Most politicians are like most professional football players. They can try to take your head off with a fourth-quarter tackle and then after the game, bump shoulders and ask about your family. Trump is not like that. He has the political memory of, well, an elephant.

Jeff Sessions risked his 20-year Senate career as the first to endorse Trump at a 2016 Alabama rally. Trump named him attorney general. Three months in, Sessions recused himself from the investigation of Russian collusion, saying reasonably, “I should not be part of an investigation of a campaign I was a part of.”

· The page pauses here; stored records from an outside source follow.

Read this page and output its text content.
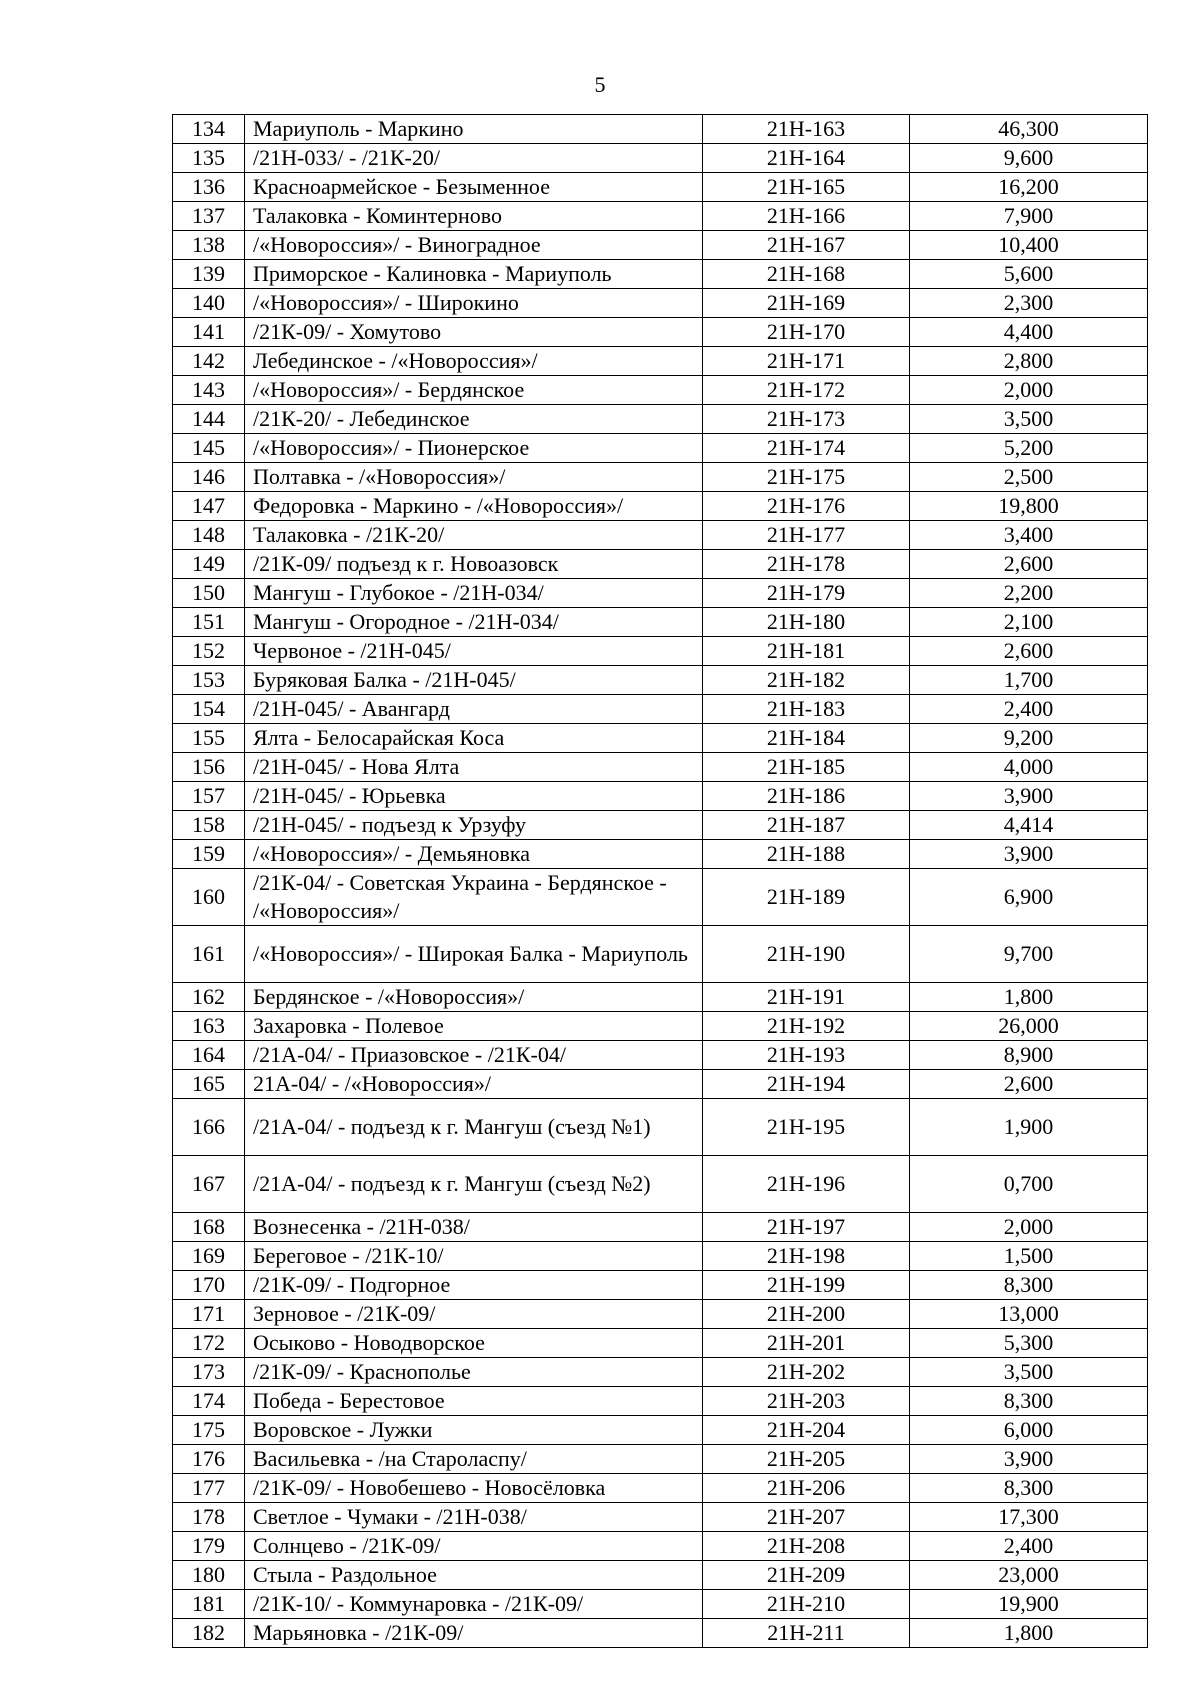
5
134	Мариуполь - Маркино	21Н-163	46,300
135	/21Н-033/ - /21К-20/	21Н-164	9,600
136	Красноармейское - Безыменное	21Н-165	16,200
137	Талаковка - Коминтерново	21Н-166	7,900
138	/«Новороссия»/ - Виноградное	21Н-167	10,400
139	Приморское - Калиновка - Мариуполь	21Н-168	5,600
140	/«Новороссия»/ - Широкино	21Н-169	2,300
141	/21К-09/ - Хомутово	21Н-170	4,400
142	Лебединское - /«Новороссия»/	21Н-171	2,800
143	/«Новороссия»/ - Бердянское	21Н-172	2,000
144	/21К-20/ - Лебединское	21Н-173	3,500
145	/«Новороссия»/ - Пионерское	21Н-174	5,200
146	Полтавка - /«Новороссия»/	21Н-175	2,500
147	Федоровка - Маркино - /«Новороссия»/	21Н-176	19,800
148	Талаковка - /21К-20/	21Н-177	3,400
149	/21К-09/ подъезд к г. Новоазовск	21Н-178	2,600
150	Мангуш - Глубокое - /21Н-034/	21Н-179	2,200
151	Мангуш - Огородное - /21Н-034/	21Н-180	2,100
152	Червоное - /21Н-045/	21Н-181	2,600
153	Буряковая Балка - /21Н-045/	21Н-182	1,700
154	/21Н-045/ - Авангард	21Н-183	2,400
155	Ялта - Белосарайская Коса	21Н-184	9,200
156	/21Н-045/ - Нова Ялта	21Н-185	4,000
157	/21Н-045/ - Юрьевка	21Н-186	3,900
158	/21Н-045/ - подъезд к Урзуфу	21Н-187	4,414
159	/«Новороссия»/ - Демьяновка	21Н-188	3,900
160	/21К-04/ - Советская Украина - Бердянское - /«Новороссия»/	21Н-189	6,900
161	/«Новороссия»/ - Широкая Балка - Мариуполь	21Н-190	9,700
162	Бердянское - /«Новороссия»/	21Н-191	1,800
163	Захаровка - Полевое	21Н-192	26,000
164	/21А-04/ - Приазовское - /21К-04/	21Н-193	8,900
165	21А-04/ - /«Новороссия»/	21Н-194	2,600
166	/21А-04/ - подъезд к г. Мангуш (съезд №1)	21Н-195	1,900
167	/21А-04/ - подъезд к г. Мангуш (съезд №2)	21Н-196	0,700
168	Вознесенка - /21Н-038/	21Н-197	2,000
169	Береговое - /21К-10/	21Н-198	1,500
170	/21К-09/ - Подгорное	21Н-199	8,300
171	Зерновое - /21К-09/	21Н-200	13,000
172	Осыково - Новодворское	21Н-201	5,300
173	/21К-09/ - Краснополье	21Н-202	3,500
174	Победа - Берестовое	21Н-203	8,300
175	Воровское - Лужки	21Н-204	6,000
176	Васильевка - /на Староласпу/	21Н-205	3,900
177	/21К-09/ - Новобешево - Новосёловка	21Н-206	8,300
178	Светлое - Чумаки - /21Н-038/	21Н-207	17,300
179	Солнцево - /21К-09/	21Н-208	2,400
180	Стыла - Раздольное	21Н-209	23,000
181	/21К-10/ - Коммунаровка - /21К-09/	21Н-210	19,900
182	Марьяновка - /21К-09/	21Н-211	1,800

Trump was furious, openly criticizing his Cabinet member for disloyalty and firing him eight months later. That wasn’t sufficient. When Sessions sought to regain an Alabama Senate seat, Trump loudly endorsed his primary opponent, former Auburn University football coach Tommy Tuberville, who surged in the polls. The two face off in a runoff this week. As intended, such retaliation gives pause to other party members.

But not all. They do not yet openly criticize the head of their party. They just discover that, golly, their impossible late-summer schedules won’t allow them to attend the party’s national convention next month for Trump’s official second nomination.

Trump endorsed Mitt Romney for president in 2012 and flirted with inviting him into his Cabinet. But Romney, the new Utah senator from one of the most Republican states in the union, will not be at the convention. Same goes for Alaska’s Lisa Murkowski, an abortion supporter who was named to a vacant seat in 2002 by her father.

Her criticism and votes have prompted Trump to suggest he’d campaign against her in 2022. She had nothing bad to say about the president now, but won’t attend the convention. Sens. Chuck Grassley and Lamar Alexander also find themselves unable to make it to the Republican National Convention.

And Susan Collins, a GOP moderate from Maine who was mum about Trump, cited her hotly-contested reelection campaign as the reason for her inability to attend. By the way, she also mentioned it will be impossible for her to speak out against the Democratic ticket this fall.

This, Collins explains, is because she does “not campaign against colleagues in the Senate.” Joe Biden has not been a Senate colleague of anyone’s for more than a decade.